Here's the reasoning, and it's worth sitting with. Whatever you currently understand to be "financial modelling" is baby food to the investment professionals and bankers reading your resume. To them, modelling isn't a skill you list, it's the ambient air of the job, the thing everyone does all day without remarking on it. When a student announces "Financial Modelling" as a credential, it reads the way "proficient in email" would read on an analyst's resume. It signals that you think a baseline expectation is a distinguishing achievement, which tells the reader you don't yet understand the standard you're being measured against.

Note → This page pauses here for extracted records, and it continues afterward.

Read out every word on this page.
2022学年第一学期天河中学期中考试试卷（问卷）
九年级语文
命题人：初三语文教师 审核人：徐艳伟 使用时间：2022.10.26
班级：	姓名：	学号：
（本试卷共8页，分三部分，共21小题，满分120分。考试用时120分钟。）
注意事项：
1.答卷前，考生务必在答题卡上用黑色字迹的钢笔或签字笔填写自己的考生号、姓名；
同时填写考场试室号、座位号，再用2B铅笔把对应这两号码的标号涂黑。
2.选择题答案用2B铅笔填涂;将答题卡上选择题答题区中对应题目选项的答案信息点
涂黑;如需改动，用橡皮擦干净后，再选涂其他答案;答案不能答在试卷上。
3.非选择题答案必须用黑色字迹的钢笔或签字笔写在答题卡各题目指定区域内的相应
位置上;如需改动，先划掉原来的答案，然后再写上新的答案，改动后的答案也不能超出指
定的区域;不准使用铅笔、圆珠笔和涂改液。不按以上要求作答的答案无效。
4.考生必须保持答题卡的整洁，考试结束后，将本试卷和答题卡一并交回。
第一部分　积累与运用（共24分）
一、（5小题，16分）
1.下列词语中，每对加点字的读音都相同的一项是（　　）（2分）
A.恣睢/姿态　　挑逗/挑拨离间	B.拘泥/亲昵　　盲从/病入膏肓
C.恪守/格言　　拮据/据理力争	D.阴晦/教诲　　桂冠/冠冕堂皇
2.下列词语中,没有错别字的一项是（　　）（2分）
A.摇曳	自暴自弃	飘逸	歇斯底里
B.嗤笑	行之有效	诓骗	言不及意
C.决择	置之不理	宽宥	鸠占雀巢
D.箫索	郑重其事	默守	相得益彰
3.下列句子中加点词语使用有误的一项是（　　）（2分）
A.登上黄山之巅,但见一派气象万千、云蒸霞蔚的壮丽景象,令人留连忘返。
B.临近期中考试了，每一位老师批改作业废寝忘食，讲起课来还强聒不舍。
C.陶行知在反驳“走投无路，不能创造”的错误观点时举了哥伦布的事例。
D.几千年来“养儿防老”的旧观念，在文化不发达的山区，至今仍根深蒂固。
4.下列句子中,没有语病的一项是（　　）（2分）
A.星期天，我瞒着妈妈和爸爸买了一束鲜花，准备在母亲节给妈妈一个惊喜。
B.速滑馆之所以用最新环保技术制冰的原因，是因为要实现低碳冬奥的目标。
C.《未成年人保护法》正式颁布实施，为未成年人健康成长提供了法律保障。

There's a deeper principle underneath this. Listing a hard skill as a bare label is a claim with no evidence. Anyone can type "Financial Modelling." It costs nothing and proves nothing. Software names, by contrast, are checkable and specific: either you've used Capital IQ or you haven't. That's why software belongs in the Skills line and competencies don't. The line is for verifiable tools, not for self-assessments.
So where do your modelling abilities actually live? In your experience bullets, where you show them in action rather than assert them in a vacuum. Which brings us to the most useful move in this entire section.

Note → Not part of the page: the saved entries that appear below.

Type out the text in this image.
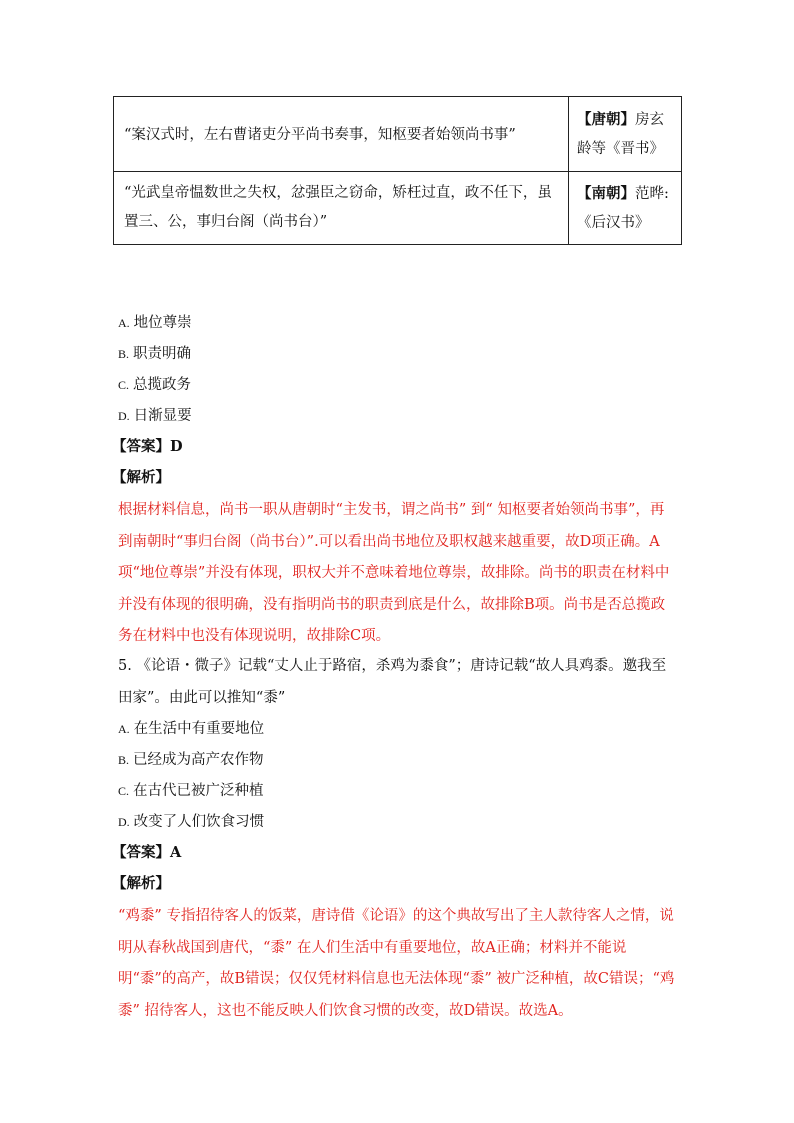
“案汉式时，左右曹诸吏分平尚书奏事，知枢要者始领尚书事”	【唐朝】房玄龄等《晋书》
“光武皇帝愠数世之失权，忿强臣之窃命，矫枉过直，政不任下，虽置三、公，事归台阁（尚书台）”	【南朝】范晔:《后汉书》
A. 地位尊崇
B. 职责明确
C. 总揽政务
D. 日渐显要
【答案】D
【解析】
根据材料信息，尚书一职从唐朝时“主发书，谓之尚书” 到“ 知枢要者始领尚书事”，再到南朝时“事归台阁（尚书台）”.可以看出尚书地位及职权越来越重要，故D项正确。A项“地位尊崇”并没有体现，职权大并不意味着地位尊崇，故排除。尚书的职责在材料中并没有体现的很明确，没有指明尚书的职责到底是什么，故排除B项。尚书是否总揽政务在材料中也没有体现说明，故排除C项。
5. 《论语・微子》记载“丈人止于路宿，杀鸡为黍食”；唐诗记载“故人具鸡黍。邀我至田家”。由此可以推知“黍”
A. 在生活中有重要地位
B. 已经成为高产农作物
C. 在古代已被广泛种植
D. 改变了人们饮食习惯
【答案】A
【解析】
“鸡黍” 专指招待客人的饭菜，唐诗借《论语》的这个典故写出了主人款待客人之情，说明从春秋战国到唐代，“黍” 在人们生活中有重要地位，故A正确；材料并不能说明“黍”的高产，故B错误；仅仅凭材料信息也无法体现“黍” 被广泛种植，故C错误；“鸡黍” 招待客人，这也不能反映人们饮食习惯的改变，故D错误。故选A。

The Advanced Move: When to Drop the Skills Line Entirely
Here's the contrarian payoff I promised. A standalone Skills line is unnecessary if you've already woven your financial software and your financial models into the bullet points across your resume.

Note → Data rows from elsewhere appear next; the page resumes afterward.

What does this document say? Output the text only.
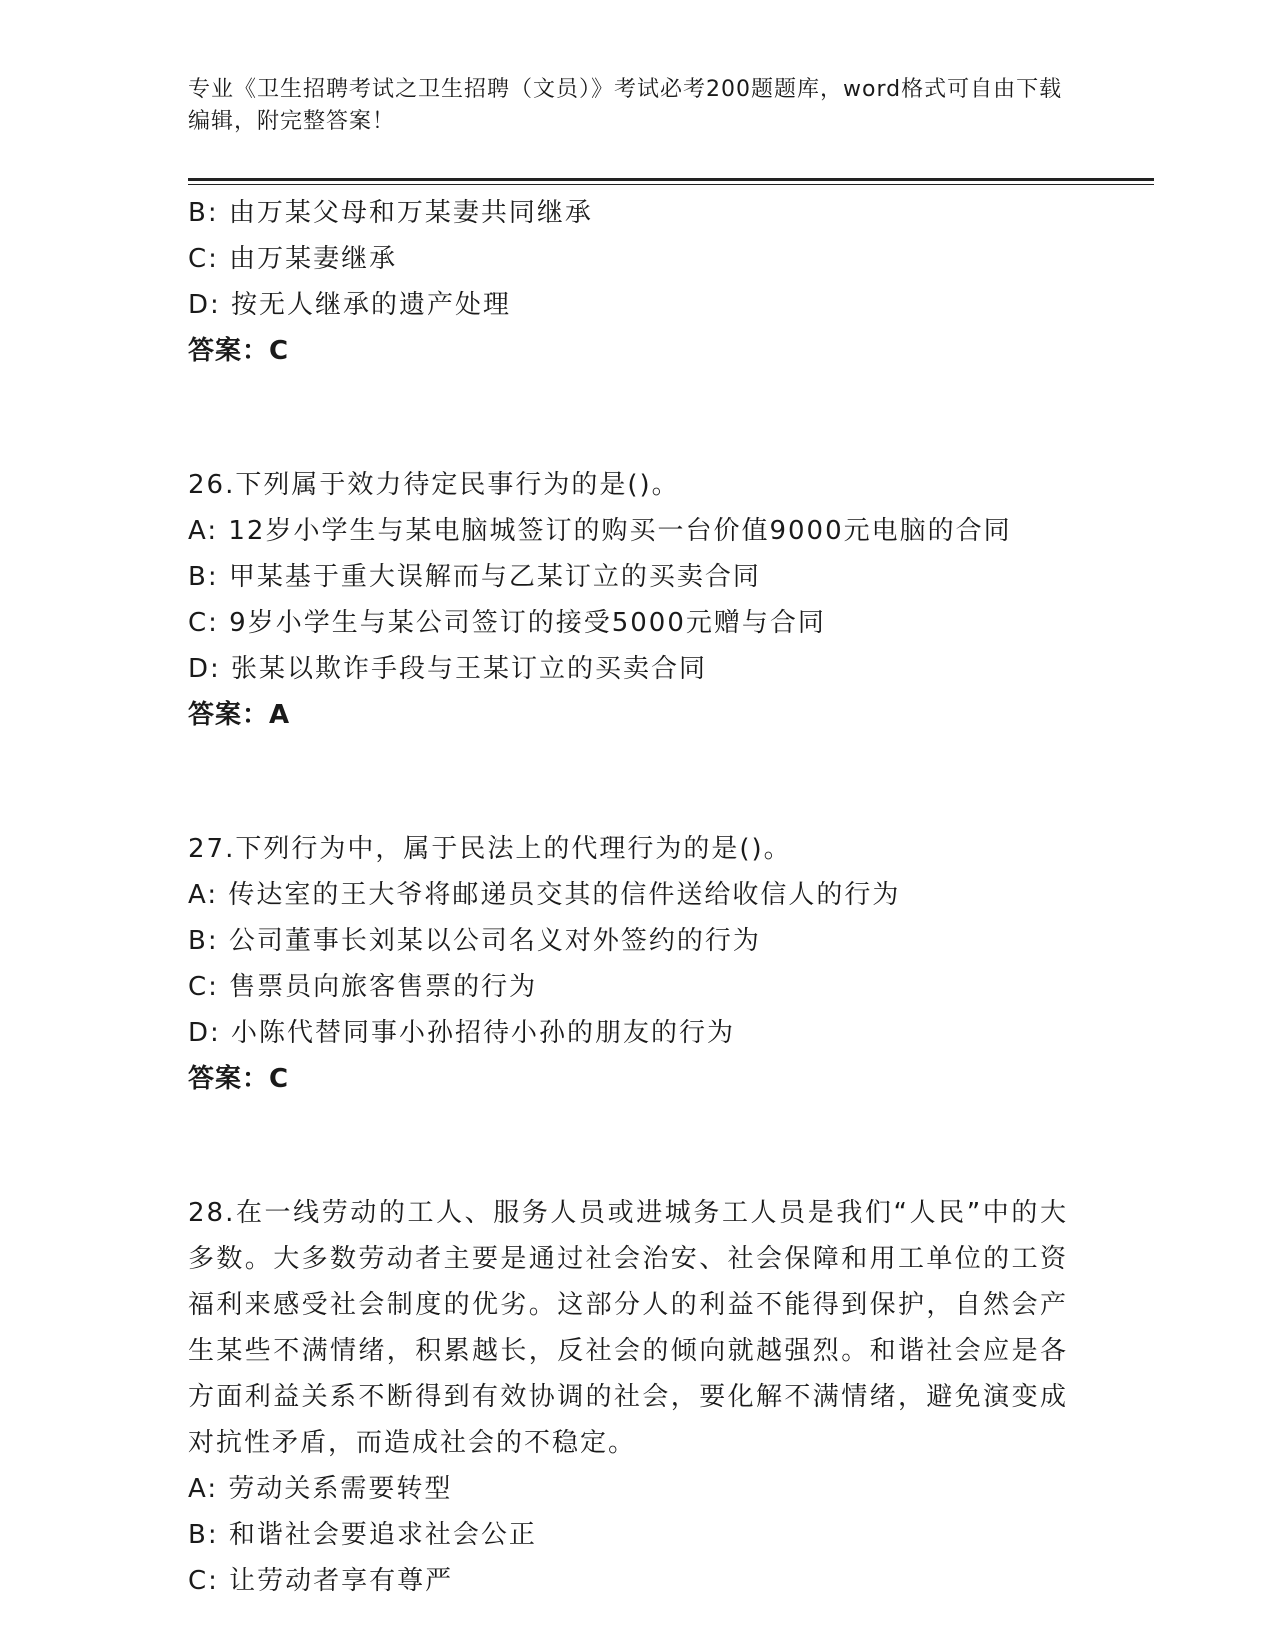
专业《卫生招聘考试之卫生招聘（文员）》考试必考200题题库，word格式可自由下载编辑，附完整答案！
B: 由万某父母和万某妻共同继承
C: 由万某妻继承
D: 按无人继承的遗产处理
答案：C
26.下列属于效力待定民事行为的是()。
A: 12岁小学生与某电脑城签订的购买一台价值9000元电脑的合同
B: 甲某基于重大误解而与乙某订立的买卖合同
C: 9岁小学生与某公司签订的接受5000元赠与合同
D: 张某以欺诈手段与王某订立的买卖合同
答案：A
27.下列行为中，属于民法上的代理行为的是()。
A: 传达室的王大爷将邮递员交其的信件送给收信人的行为
B: 公司董事长刘某以公司名义对外签约的行为
C: 售票员向旅客售票的行为
D: 小陈代替同事小孙招待小孙的朋友的行为
答案：C
28.在一线劳动的工人、服务人员或进城务工人员是我们“人民”中的大多数。大多数劳动者主要是通过社会治安、社会保障和用工单位的工资福利来感受社会制度的优劣。这部分人的利益不能得到保护，自然会产生某些不满情绪，积累越长，反社会的倾向就越强烈。和谐社会应是各方面利益关系不断得到有效协调的社会，要化解不满情绪，避免演变成对抗性矛盾，而造成社会的不稳定。
A: 劳动关系需要转型
B: 和谐社会要追求社会公正
C: 让劳动者享有尊严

Think about why. The Skills line exists to communicate two things: the platforms you can use and the analytical work you can do. But if your experience bullets already say "assessed valuation multiple evolution using Capital IQ" or "built a NAV valuation model in a 15-page investment memo," then you've demonstrated both, in context, with evidence attached. Restating "Bloomberg, Capital IQ; Financial Modelling" at the bottom is redundant at best and, in the case of the modelling label, actively harmful.
Showing beats telling every time. A tool named inside a real deliverable proves you used it. The same tool sitting in an isolated list proves only that you can spell it.
So how do you know if you've cleared the bar? There's a concrete threshold:
A standalone "Skills" line is unnecessary if you've woven at least 3 financial software platforms and 3 financial / valuation models into your bullet points. The models that count: DCF, LBO, Comps, Precedents, 3-statement, Operating, and M&A.
If your bullets already reference three or more of those platforms and three or more of those model types, you've covered everything a Skills line would have said, and you've said it with proof. Drop the line. Use the recovered space for something that actually builds your candidacy.
If you haven't hit that threshold, if your software and modelling exposure is thin or doesn't appear naturally in your experiences, then keep "Skills" as a standalone line in your Additional Information section. It's the floor that ensures the information is on the page somewhere. Just remember it's a floor, not a flex.
Keep It in Proportion
Because Skills is low-stakes, don't let it sprawl. Your entire Additional Information section should run no more than four lines. In practice, just "Skills" and "Interests" will usually do. If you've got nothing meaningful to add beyond that, don't feel compelled to manufacture filler to fill space.
And here's the contrast that puts Skills in its proper place. The Skills line is table stakes and never explicitly asked about. The line right below it, Interests, is the opposite: almost every interviewer will ask about it, certainly in superdays and commonly at the end of first rounds, right before they invite your questions. So spend your thought accordingly. Get Skills clean and accurate in thirty seconds, then put real care into the line that interviewers actually engage with. For how to make that line build rapport before you've said a word, see our guide on writing the interests section of an IB resume.
That's the whole discipline of the Skills section. Software only. No hard skills. And if your bullets already do the work, no Skills line at all. It's one of the few places on your resume where the most sophisticated move is to do less.